Codecs such as those from Microsoft (Windows Media) and RealNetworks handle every frame or scene of video with the same compression algorithm. CodecSys analyzes each frame/scene to determine which codec is best suited to compress it. Three consecutive frames of video might use three different compression techniques. Instead of the corporate training video being all MPEG-2, it might consist of five different codecs. Audio can be handled in a similar fashion with different codecs handling voice and music.

Broadcast International says its compression is 10 times better than that of MPEG-2, the standard used in DVDs and television. This translates to a 2-hour full-screen movie being stored on a 256M-byte memory stick rather a 5G-byte DVD disc, Rod Tiede, president and CEO of Broadcast International, says. He also says CodecSys can deliver high-definition television at 4M byte/sec instead of the 19.2M byte/sec used in today's broadcasts.

"Whatever approach you use to deal with digital images, there will always be some trade-off," says Adi Kishore, media and entertainment analyst at The Yankee Group. "By using this approach, they have the best of many worlds."

Broadcast International uses a proprietary software player to decode and display content encoded with CodecSys, but plans to develop it into a plug-in for a mainstream media client such as Windows Media Player so potential users do not have to install and learn yet another application. Tiede also says the company is working on getting the CodecSys decoder embedded into a digital signal processing chip for use in cable boxes, satellite receivers and cell phones where processing power is at a premium.

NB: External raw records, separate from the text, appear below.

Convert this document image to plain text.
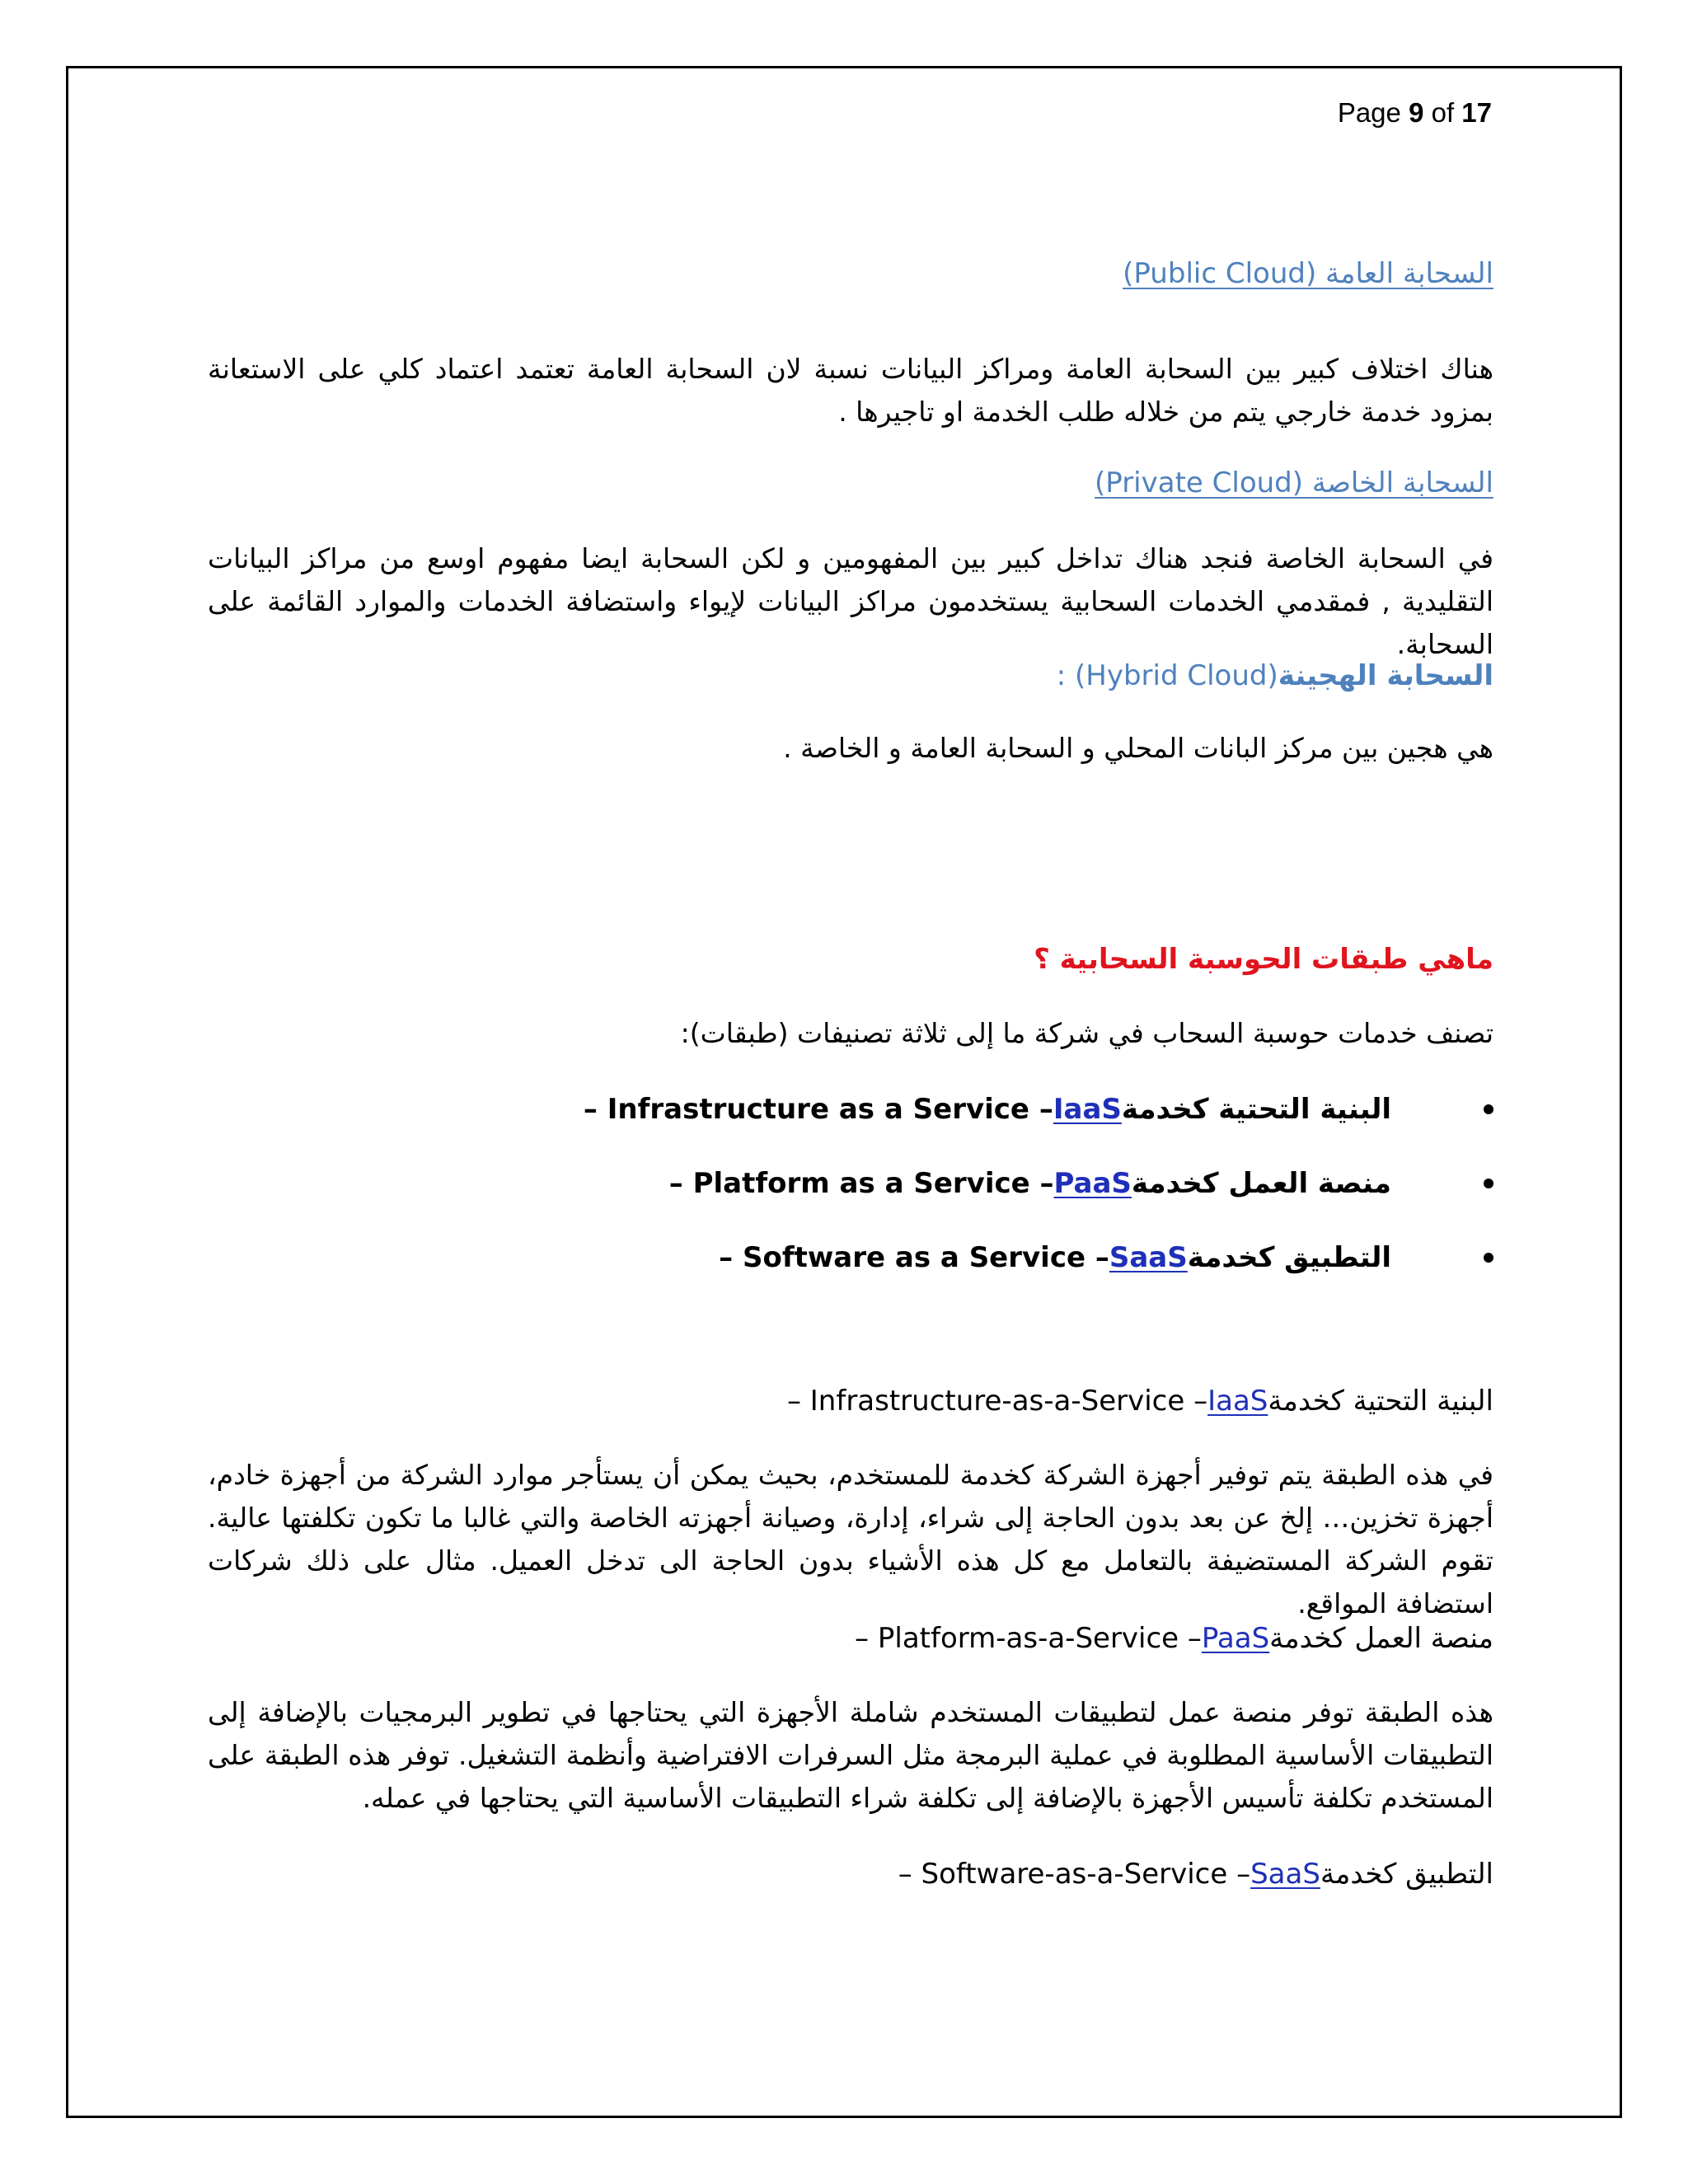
Page 9 of 17
السحابة العامة (Public Cloud)
هناك اختلاف كبير بين السحابة العامة ومراكز البيانات نسبة لان السحابة العامة تعتمد اعتماد كلي على الاستعانة بمزود خدمة خارجي يتم من خلاله طلب الخدمة او تاجيرها .
السحابة الخاصة (Private Cloud)
في السحابة الخاصة فنجد هناك تداخل كبير بين المفهومين و لكن السحابة ايضا مفهوم اوسع من مراكز البيانات التقليدية , فمقدمي الخدمات السحابية يستخدمون مراكز البيانات لإيواء واستضافة الخدمات والموارد القائمة على السحابة.
السحابة الهجينة(Hybrid Cloud) :
هي هجين بين مركز البانات المحلي و السحابة العامة و الخاصة .
ماهي طبقات الحوسبة السحابية ؟
تصنف خدمات حوسبة السحاب في شركة ما إلى ثلاثة تصنيفات (طبقات):
البنية التحتية كخدمةIaaS – Infrastructure as a Service –
منصة العمل كخدمةPaaS – Platform as a Service –
التطبيق كخدمةSaaS – Software as a Service –
البنية التحتية كخدمةIaaS – Infrastructure-as-a-Service –
في هذه الطبقة يتم توفير أجهزة الشركة كخدمة للمستخدم، بحيث يمكن أن يستأجر موارد الشركة من أجهزة خادم، أجهزة تخزين… إلخ عن بعد بدون الحاجة إلى شراء، إدارة، وصيانة أجهزته الخاصة والتي غالبا ما تكون تكلفتها عالية. تقوم الشركة المستضيفة بالتعامل مع كل هذه الأشياء بدون الحاجة الى تدخل العميل. مثال على ذلك شركات استضافة المواقع.
منصة العمل كخدمةPaaS – Platform-as-a-Service –
هذه الطبقة توفر منصة عمل لتطبيقات المستخدم شاملة الأجهزة التي يحتاجها في تطوير البرمجيات بالإضافة إلى التطبيقات الأساسية المطلوبة في عملية البرمجة مثل السرفرات الافتراضية وأنظمة التشغيل. توفر هذه الطبقة على المستخدم تكلفة تأسيس الأجهزة بالإضافة إلى تكلفة شراء التطبيقات الأساسية التي يحتاجها في عمله.
التطبيق كخدمةSaaS – Software-as-a-Service –
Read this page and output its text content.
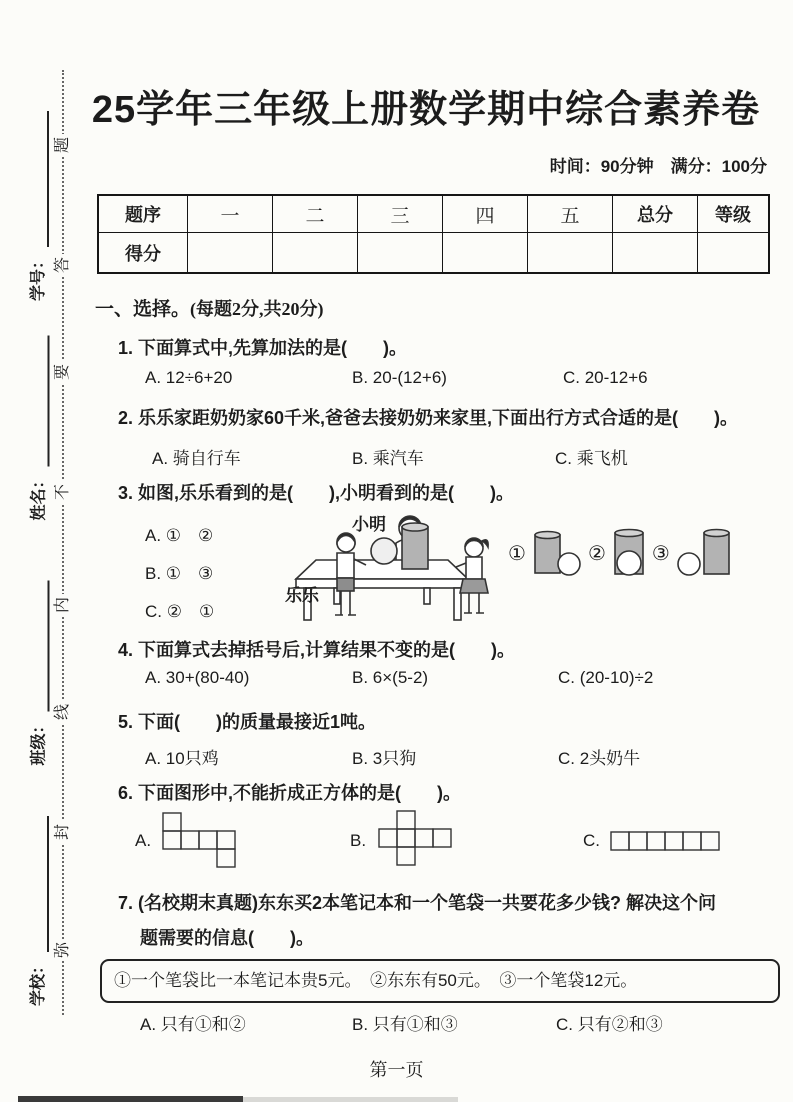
题
答
要
不
内
线
封
弥
学号：
姓名：
班级：
学校：
25学年三年级上册数学期中综合素养卷
时间：90分钟　满分：100分
题序	一	二	三	四	五	总分	等级
得分							
一、选择。(每题2分,共20分)
1. 下面算式中,先算加法的是(　　)。
A. 12÷6+20	B. 20-(12+6)	C. 20-12+6
2. 乐乐家距奶奶家60千米,爸爸去接奶奶来家里,下面出行方式合适的是(　　)。
A. 骑自行车	B. 乘汽车	C. 乘飞机
3. 如图,乐乐看到的是(　　),小明看到的是(　　)。
A. ①　②
B. ①　③
C. ②　①
小明
乐乐
①	② ③
4. 下面算式去掉括号后,计算结果不变的是(　　)。
A. 30+(80-40)	B. 6×(5-2)	C. (20-10)÷2
5. 下面(　　)的质量最接近1吨。
A. 10只鸡	B. 3只狗	C. 2头奶牛
6. 下面图形中,不能折成正方体的是(　　)。
A.	B.	C.
7. (名校期末真题)东东买2本笔记本和一个笔袋一共要花多少钱? 解决这个问
题需要的信息(　　)。
①一个笔袋比一本笔记本贵5元。　②东东有50元。　③一个笔袋12元。
A. 只有①和②	B. 只有①和③	C. 只有②和③
第一页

At next month's National Association of Broadcasters show, Broadcast International is scheduled to demonstrate CodecSys in a $3,000 set-top videoconferencing appliance called Interactive Video. Tiede says the device, which runs on Linux and is H.323 compatible, can deliver full-screen TV video at 100K bit/sec, about one-third the bandwidth that traditional video endpoints use. The 100K bit/sec works only between two Interactive Video endpoints, not any H.323 device.